Josh Garrels Speaks of God

Josh Garrels Speaks of God January 7, 2013

Review of The Sea In Between, a Mason Jar Music Film

By KENDRICK KUO

Josh Garrels has become a hit at my church, and I count myself among the smitten. Mason Jar Music (the producer) screened the music documentary The Sea In Between at each stop of Garrels’s Northeast tour. The tour ended in Washington, DC where I had the pleasure of attending the film and concert. The Sea In Between gives brief biopics of each of the band members on the tour (centering naturally on Garrels). All these vignettes support the anchoring story that brought them all together—a week on Mayne Island off the southwest coast of British Columbia, where they recorded a number of Garrels’s songs.

I have listened to Josh Garrels since 2011, when his album Love & War & The Sea In Between was online for free download. After getting hooked, I started listening to his other albums. Love & War & The Sea In Between (2011) remains my favorite album, but a close second would be Jacaranda (2008). Soon thereafter, I learned that Garrels is an elder at Door of Hope in Portland, a church which has many connections to my own—and one which I even got to attend back in 2010. The distinctives of that congregation are reflected in The Sea In Between film.

The troupe of musicians—from a variety of backgrounds—originally formed when the Johnson family decided to invite Garrels to spend time at their house on Mayne Island. The Johnsons were deeply impacted by Garrels’s music and Blayne Johnson (the father) decided to give Garrels a call (his number was publicly available) and extend the invitation. Through a network of connections, Mason Jar Music brought a Julliard violinist, a classically-trained cellist, and a host of other professional musicians to take a risk and fly out to this island. The backbone of the film is a set of live recordings of several songs from Love & War & The Sea In Between, complemented by the beautiful surroundings that ranged from a night in the middle of the forest to a sunset view on the rocky edges of the island.

The thesis of the film is unclear, which might be intentional since each musician left with their own takeaway. Blayne Johnson, the host, witnessed the “de-industrialization of the music industry,” which he also described as democratization. Garrels offered Love & War & The Sea In Between for free download for a year because it was largely created from the financial support of fans. Garrels recorded many of his prior songs in his bedroom on his own label. In one scene, Josh and Michelle Garrels (his wife) are filmed hand-pressing the album cover prints, blow-drying them, and manually inserting CDs into the sleeves.

For the Julliard violinist, this was a lesson to give oneself over to the music and not fret about the competition so pervasive among the Julliard student body.
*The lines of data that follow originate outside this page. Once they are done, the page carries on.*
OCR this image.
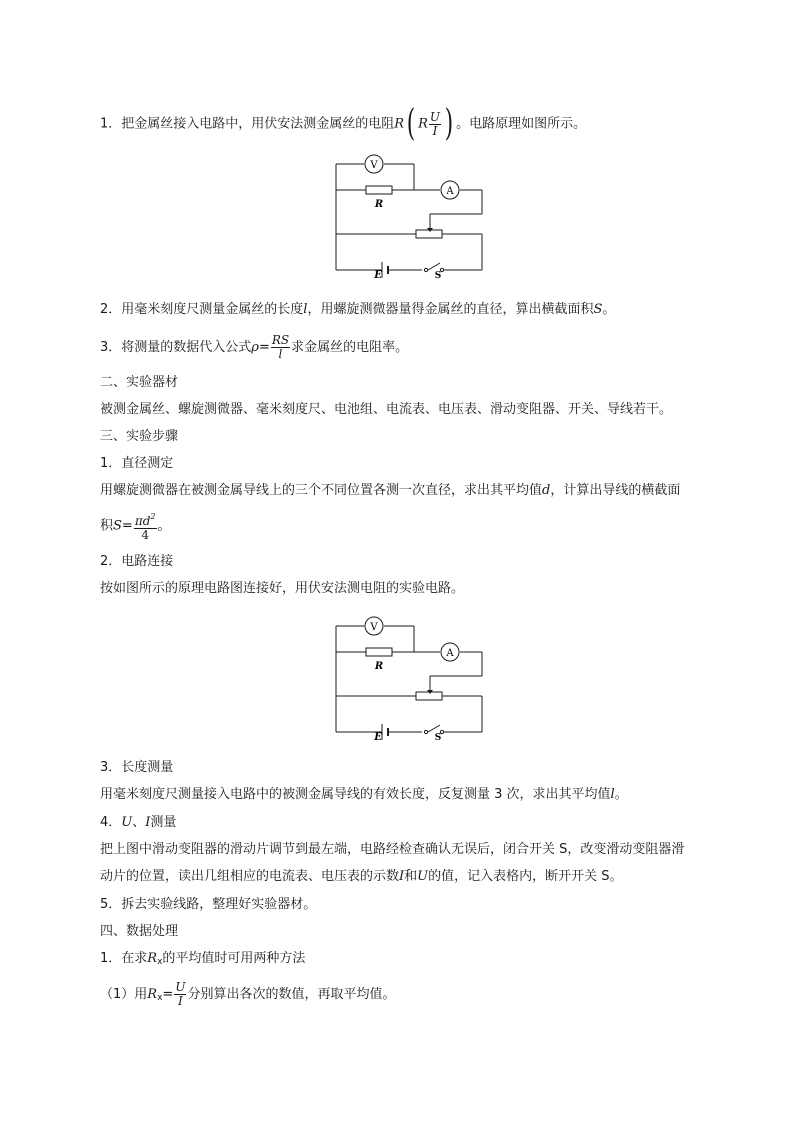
1．把金属丝接入电路中，用伏安法测金属丝的电阻R( R $\frac{U}{I}$ ) 。电路原理如图所示。
V
A
R
E	S
2．用毫米刻度尺测量金属丝的长度l，用螺旋测微器量得金属丝的直径，算出横截面积S。
3．将测量的数据代入公式$\rho= \frac{RS}{l}$ 求金属丝的电阻率。
二、实验器材
被测金属丝、螺旋测微器、毫米刻度尺、电池组、电流表、电压表、滑动变阻器、开关、导线若干。
三、实验步骤
1．直径测定
用螺旋测微器在被测金属导线上的三个不同位置各测一次直径，求出其平均值d，计算出导线的横截面
积$S= \frac{\pi d^2}{4}$ 。
2．电路连接
按如图所示的原理电路图连接好，用伏安法测电阻的实验电路。
V
A
R
E	S
3．长度测量
用毫米刻度尺测量接入电路中的被测金属导线的有效长度，反复测量 3 次，求出其平均值l。
4．U、I测量
把上图中滑动变阻器的滑动片调节到最左端，电路经检查确认无误后，闭合开关 S，改变滑动变阻器滑
动片的位置，读出几组相应的电流表、电压表的示数I和U的值，记入表格内，断开开关 S。
5．拆去实验线路，整理好实验器材。
四、数据处理
1．在求$R_x$的平均值时可用两种方法
（1）用$R_x= \frac{U}{I}$ 分别算出各次的数值，再取平均值。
For the cellist, the creative collaboration among the artists freed her from the restraints of classical orthodoxy. But for Garrels, there was a refreshing spin.

Blayne Johnson explicitly notes that Garrels approaches his music from a “Christian perspective” (though Blayne is not himself a Christian). All of Garrels’s songs that have lyrics are pregnant with Scriptural allusions and biblical themes, and are sometimes blatantly Christian. Garrels’s life story, which he tells to the documentary cameras, comes to a rough spot when he’s immersed in the drug culture and knows he’s slipping away and in need of a Savior from outside himself to come to his rescue. He also describes music as “not an end in itself”— something music fans personally comprehend when they desire to know about the musician and travel to meet him or her at a concert. In the same way, Garrels says, when we see the beauty of creation we want to meet the Artist. Almost sheepishly, Garrels admits that he’s alluding to God.

This is arguably Garrels’s thesis in the film—that beauty resonates with us because it draws us to the Creator. Garrels’s almost awkward admission of his allusions pokes at the underlying tension in the world of art when it comes to explicit, uncomfortable Christianity. There’s a superiority attributed to non-Christian music in terms of artistic ability and cultural value. What Garrels is showing is that he can saddle those two worlds of reputable musicality at the national level while also being explicitly a Christian not only in his personal life, but also in his music. We are witnessing this phenomenon in other artists such as Lecrae, who has a large non-Christian fan base despite lyrics that are more starkly Christian than most contemporary Christian music.

Yet at the same time there’s a feeling that Christianity is held at arms-length, merely whispered about. Garrels shrouds his lyrics in poetry and metaphors. Is this for the sake of art itself, suggesting that there is a mysterious beauty about nuance? Or is this “evangelism lite” whereby he’s appealing to the human condition to evoke big questions about life and meaning? Or is this, as some might argue, an intentional obscuration of Christianity in order to pander to credibility in the secular music scene?

I would push back strongly against the last option, but the question of appropriate balance remains. When you compare Garrels’s older albums Over Oceans (2006) and Lost Animals (2009) to his recent work, there is a noticeable shift in his lyrics from the overt to suggestion. I’m not in a position to hold forth on the correct course to take in terms of Christians engaging culture, so I’ll leave that for my readers to decide for themselves. No matter where we land on this issue, I would uphold Garrels as a model of mature engagement to be reckoned with in any such discussion.